On Mon, 17 May 1999, Brendan Simon wrote:
>
> To make things really easy, I would put a Disk-On-Chip
> (http://www.m-sys.com) flash device on your board. It has an IDE interface and
> comes in 2, 4, 8, 12, 24, 40, 72 & 144MB versions. They are a little pricy but
> they make things very easy and very fast to get up and running. Because they look
> like any other IDE device, you can use the existing drivers without any
> modifications. You can even use LILO as your bootloader, have multiple partitions
> and multiple operating systems (eg. Linux, Windows, etc).
>
> You basically have to run your own bios (if you are not using a standard one) to
> initialise the basic hardware (DRAM etc), read the MBR of the DOC, load the
> bootcode to DRAM and run it.

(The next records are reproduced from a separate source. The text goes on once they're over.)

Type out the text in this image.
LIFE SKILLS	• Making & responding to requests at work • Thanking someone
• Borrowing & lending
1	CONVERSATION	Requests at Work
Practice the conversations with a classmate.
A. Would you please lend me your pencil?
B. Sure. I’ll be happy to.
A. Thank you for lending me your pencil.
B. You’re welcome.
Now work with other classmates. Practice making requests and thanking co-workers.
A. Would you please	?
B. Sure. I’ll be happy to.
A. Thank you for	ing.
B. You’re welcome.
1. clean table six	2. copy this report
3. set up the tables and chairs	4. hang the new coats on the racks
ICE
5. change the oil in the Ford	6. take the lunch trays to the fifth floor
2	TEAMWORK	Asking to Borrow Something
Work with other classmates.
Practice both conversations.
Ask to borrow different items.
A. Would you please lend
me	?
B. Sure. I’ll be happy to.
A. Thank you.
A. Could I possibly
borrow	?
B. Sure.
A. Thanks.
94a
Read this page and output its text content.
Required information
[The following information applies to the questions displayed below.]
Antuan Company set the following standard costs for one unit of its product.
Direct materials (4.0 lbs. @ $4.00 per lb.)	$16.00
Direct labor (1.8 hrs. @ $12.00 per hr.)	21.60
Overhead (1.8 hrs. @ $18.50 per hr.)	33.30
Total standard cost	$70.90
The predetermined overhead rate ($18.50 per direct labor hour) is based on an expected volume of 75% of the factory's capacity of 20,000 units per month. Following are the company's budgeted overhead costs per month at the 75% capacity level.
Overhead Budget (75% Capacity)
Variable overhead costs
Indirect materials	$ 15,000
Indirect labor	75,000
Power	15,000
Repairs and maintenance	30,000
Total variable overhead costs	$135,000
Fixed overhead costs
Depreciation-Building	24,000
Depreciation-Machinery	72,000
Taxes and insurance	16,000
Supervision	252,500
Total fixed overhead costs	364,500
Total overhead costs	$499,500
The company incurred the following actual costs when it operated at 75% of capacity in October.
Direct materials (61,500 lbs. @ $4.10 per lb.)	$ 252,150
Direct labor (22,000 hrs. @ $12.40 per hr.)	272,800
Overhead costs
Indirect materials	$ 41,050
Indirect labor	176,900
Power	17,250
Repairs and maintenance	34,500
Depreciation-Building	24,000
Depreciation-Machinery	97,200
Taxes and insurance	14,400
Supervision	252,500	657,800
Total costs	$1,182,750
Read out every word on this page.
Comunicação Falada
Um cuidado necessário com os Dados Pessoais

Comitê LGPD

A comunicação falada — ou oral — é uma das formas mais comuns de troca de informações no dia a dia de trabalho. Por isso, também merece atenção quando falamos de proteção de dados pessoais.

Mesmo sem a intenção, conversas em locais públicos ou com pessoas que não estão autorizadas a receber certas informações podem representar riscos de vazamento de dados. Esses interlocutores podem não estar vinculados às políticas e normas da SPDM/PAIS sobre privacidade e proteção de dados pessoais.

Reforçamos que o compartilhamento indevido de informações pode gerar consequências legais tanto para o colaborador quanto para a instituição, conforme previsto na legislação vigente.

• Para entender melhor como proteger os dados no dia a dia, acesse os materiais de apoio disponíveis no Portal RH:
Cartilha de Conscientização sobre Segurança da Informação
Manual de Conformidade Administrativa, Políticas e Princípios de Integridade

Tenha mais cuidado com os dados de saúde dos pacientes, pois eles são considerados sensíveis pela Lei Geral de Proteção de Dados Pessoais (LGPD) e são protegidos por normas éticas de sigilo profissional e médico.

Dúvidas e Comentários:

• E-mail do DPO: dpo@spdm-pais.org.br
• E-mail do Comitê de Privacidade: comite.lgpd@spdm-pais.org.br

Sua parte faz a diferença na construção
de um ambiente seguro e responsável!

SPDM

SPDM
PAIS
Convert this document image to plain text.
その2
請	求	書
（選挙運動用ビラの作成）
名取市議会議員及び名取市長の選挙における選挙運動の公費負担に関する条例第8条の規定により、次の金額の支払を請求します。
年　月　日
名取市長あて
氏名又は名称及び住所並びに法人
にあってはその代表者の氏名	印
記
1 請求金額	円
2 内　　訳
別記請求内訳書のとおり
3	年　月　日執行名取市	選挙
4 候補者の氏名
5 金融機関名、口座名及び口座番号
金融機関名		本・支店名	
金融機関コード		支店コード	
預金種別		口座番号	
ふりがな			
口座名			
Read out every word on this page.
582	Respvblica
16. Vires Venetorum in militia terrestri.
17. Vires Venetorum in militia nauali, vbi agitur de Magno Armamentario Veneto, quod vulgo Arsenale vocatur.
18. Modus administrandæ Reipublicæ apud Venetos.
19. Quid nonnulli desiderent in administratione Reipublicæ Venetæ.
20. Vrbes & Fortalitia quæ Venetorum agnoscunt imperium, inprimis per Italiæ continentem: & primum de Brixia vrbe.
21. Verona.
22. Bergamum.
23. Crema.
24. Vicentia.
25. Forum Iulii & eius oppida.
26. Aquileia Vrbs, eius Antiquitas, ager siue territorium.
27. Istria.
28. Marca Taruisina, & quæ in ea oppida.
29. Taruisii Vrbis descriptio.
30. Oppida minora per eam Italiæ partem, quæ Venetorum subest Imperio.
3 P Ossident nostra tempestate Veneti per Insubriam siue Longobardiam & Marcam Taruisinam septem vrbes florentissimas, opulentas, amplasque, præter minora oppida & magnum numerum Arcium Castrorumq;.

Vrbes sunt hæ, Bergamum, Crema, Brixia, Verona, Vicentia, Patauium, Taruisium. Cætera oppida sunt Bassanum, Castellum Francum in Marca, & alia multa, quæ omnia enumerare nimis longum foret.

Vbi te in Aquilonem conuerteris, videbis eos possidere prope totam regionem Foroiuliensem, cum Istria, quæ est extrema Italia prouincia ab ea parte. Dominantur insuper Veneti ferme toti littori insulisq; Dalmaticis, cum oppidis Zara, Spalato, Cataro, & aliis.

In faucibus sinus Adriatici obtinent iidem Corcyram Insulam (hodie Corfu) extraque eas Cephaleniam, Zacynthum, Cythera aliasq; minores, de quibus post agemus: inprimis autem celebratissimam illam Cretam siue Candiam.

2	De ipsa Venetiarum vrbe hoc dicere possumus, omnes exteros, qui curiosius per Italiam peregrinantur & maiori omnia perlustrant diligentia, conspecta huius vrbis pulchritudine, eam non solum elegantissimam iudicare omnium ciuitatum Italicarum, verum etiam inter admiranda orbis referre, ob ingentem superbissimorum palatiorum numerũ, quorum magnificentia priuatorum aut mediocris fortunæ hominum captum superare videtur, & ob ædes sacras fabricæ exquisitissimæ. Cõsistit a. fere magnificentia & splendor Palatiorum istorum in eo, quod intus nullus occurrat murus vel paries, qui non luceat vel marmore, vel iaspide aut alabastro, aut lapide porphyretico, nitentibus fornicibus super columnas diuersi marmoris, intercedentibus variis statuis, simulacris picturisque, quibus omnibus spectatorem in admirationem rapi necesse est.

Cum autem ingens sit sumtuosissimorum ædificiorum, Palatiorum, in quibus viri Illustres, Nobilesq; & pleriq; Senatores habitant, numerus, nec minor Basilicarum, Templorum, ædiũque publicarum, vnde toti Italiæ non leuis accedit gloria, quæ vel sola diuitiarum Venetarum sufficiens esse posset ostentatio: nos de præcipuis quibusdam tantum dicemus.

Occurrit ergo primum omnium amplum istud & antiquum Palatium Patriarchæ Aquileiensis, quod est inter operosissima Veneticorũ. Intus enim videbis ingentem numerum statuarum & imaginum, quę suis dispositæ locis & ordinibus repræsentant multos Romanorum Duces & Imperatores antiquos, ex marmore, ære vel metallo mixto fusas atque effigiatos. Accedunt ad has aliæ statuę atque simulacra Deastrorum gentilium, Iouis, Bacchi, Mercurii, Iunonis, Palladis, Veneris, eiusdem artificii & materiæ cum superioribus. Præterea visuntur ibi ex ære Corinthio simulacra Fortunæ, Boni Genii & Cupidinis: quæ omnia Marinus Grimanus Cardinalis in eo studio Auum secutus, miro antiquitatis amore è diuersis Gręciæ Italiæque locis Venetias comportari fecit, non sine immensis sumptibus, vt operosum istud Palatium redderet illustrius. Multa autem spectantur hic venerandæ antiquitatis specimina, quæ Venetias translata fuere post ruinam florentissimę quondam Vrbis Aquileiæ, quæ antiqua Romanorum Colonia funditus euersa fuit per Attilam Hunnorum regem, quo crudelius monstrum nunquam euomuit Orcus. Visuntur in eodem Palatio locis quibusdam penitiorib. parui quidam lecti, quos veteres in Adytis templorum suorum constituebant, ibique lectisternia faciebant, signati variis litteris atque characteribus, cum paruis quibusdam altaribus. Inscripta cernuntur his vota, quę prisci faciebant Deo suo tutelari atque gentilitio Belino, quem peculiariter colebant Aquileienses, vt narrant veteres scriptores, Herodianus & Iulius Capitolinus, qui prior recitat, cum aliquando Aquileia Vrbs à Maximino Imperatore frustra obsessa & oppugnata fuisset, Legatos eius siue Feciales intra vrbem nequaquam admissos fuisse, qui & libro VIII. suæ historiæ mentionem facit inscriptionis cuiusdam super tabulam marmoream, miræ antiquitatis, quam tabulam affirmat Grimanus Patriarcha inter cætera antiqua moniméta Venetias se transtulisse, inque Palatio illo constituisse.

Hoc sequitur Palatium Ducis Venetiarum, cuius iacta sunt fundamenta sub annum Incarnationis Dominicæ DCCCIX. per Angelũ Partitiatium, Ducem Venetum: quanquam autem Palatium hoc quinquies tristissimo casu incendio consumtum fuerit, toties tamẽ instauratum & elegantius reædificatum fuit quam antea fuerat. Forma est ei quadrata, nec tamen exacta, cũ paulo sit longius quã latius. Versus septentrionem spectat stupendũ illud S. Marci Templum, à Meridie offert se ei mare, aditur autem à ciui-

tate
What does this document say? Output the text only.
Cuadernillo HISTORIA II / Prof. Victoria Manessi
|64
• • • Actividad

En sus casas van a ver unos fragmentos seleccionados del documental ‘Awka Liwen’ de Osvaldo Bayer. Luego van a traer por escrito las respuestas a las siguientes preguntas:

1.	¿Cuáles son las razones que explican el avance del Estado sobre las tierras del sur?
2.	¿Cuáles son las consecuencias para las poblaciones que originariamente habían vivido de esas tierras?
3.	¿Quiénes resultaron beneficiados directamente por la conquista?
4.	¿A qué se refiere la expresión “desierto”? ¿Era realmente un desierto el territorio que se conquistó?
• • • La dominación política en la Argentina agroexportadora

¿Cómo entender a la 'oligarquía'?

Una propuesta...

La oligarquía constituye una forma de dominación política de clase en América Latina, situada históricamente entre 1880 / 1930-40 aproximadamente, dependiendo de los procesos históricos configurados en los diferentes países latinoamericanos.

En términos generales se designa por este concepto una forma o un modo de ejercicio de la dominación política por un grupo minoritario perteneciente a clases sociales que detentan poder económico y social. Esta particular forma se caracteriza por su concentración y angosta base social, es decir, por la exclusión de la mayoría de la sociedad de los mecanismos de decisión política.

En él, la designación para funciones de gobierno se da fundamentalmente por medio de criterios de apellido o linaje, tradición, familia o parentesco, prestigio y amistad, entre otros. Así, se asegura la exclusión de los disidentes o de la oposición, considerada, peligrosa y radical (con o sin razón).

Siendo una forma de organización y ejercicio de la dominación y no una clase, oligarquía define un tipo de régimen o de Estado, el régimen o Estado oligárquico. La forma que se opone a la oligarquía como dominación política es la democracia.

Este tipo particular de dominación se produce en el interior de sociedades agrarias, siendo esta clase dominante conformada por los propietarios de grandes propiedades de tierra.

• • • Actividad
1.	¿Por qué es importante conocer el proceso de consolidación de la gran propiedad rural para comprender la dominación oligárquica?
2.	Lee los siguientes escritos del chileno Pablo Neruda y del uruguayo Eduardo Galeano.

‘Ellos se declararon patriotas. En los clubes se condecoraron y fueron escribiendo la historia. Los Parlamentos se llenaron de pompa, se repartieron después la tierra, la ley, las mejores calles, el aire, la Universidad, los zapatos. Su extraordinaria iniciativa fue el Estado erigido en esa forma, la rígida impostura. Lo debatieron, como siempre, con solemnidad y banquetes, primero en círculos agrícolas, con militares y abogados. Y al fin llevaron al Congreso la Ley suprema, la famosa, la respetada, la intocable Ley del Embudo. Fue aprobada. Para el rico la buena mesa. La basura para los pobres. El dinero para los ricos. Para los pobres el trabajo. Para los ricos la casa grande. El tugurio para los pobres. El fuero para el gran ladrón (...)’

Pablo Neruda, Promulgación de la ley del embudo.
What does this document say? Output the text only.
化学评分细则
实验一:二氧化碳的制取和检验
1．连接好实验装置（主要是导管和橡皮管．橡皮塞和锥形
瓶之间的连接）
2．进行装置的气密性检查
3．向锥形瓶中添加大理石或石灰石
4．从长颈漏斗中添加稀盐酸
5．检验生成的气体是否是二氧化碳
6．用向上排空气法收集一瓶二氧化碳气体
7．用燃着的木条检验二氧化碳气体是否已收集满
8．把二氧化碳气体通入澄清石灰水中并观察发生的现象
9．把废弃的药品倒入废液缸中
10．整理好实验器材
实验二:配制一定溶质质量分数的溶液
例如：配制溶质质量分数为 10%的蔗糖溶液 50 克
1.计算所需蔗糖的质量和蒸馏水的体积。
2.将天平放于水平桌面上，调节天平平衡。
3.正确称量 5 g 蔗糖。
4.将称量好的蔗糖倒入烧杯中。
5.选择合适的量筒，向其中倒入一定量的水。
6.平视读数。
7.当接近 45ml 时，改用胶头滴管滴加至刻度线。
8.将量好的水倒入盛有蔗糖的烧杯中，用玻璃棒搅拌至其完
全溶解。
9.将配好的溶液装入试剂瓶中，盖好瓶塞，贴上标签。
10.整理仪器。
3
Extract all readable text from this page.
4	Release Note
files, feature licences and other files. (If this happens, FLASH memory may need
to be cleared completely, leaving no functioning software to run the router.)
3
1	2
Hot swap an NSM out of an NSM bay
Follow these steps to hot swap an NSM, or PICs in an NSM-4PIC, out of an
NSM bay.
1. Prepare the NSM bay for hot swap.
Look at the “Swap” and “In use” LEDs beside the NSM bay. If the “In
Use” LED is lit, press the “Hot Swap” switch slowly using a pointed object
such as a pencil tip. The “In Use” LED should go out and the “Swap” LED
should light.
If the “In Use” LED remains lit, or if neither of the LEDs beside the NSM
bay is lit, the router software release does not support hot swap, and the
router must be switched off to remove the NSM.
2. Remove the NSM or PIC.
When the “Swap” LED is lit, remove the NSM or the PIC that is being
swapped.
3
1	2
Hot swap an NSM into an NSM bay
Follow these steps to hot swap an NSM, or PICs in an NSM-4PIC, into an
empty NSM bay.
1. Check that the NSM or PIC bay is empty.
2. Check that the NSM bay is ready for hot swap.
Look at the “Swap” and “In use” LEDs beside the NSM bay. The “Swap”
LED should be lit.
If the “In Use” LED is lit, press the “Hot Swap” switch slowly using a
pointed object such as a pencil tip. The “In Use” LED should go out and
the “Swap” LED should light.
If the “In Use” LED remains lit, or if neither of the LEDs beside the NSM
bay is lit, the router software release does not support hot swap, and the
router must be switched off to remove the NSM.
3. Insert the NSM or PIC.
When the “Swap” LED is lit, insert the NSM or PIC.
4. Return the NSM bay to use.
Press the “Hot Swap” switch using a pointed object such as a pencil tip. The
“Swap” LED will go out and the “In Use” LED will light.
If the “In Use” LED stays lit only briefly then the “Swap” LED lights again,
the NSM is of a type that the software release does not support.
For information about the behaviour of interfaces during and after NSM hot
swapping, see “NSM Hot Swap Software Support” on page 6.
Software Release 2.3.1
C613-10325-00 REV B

I think there is an OpenFirmware page somewhere but
> I don't know the URL. You could use it as a basis and strip out the stuff you
> don't need.
>
> Brendan Simon.
We have tried the Disk-On-Chip on a PC/104 board, and we were not able to get it to
work, although apparently some people have. The device only appears as an IDE
device because of the driver that M-Systems provides. From what I've heard, you can
get a solid state (compact flash I think) disk ( called ??sans?? Disk or something
like that) which has a real IDE interface. One thing to keep in mind is that the
Disk-On-Chip devices use some proprietary/patented algorithms which cannot be
released as open source. You have to use the binaries that are provided by M-Systems.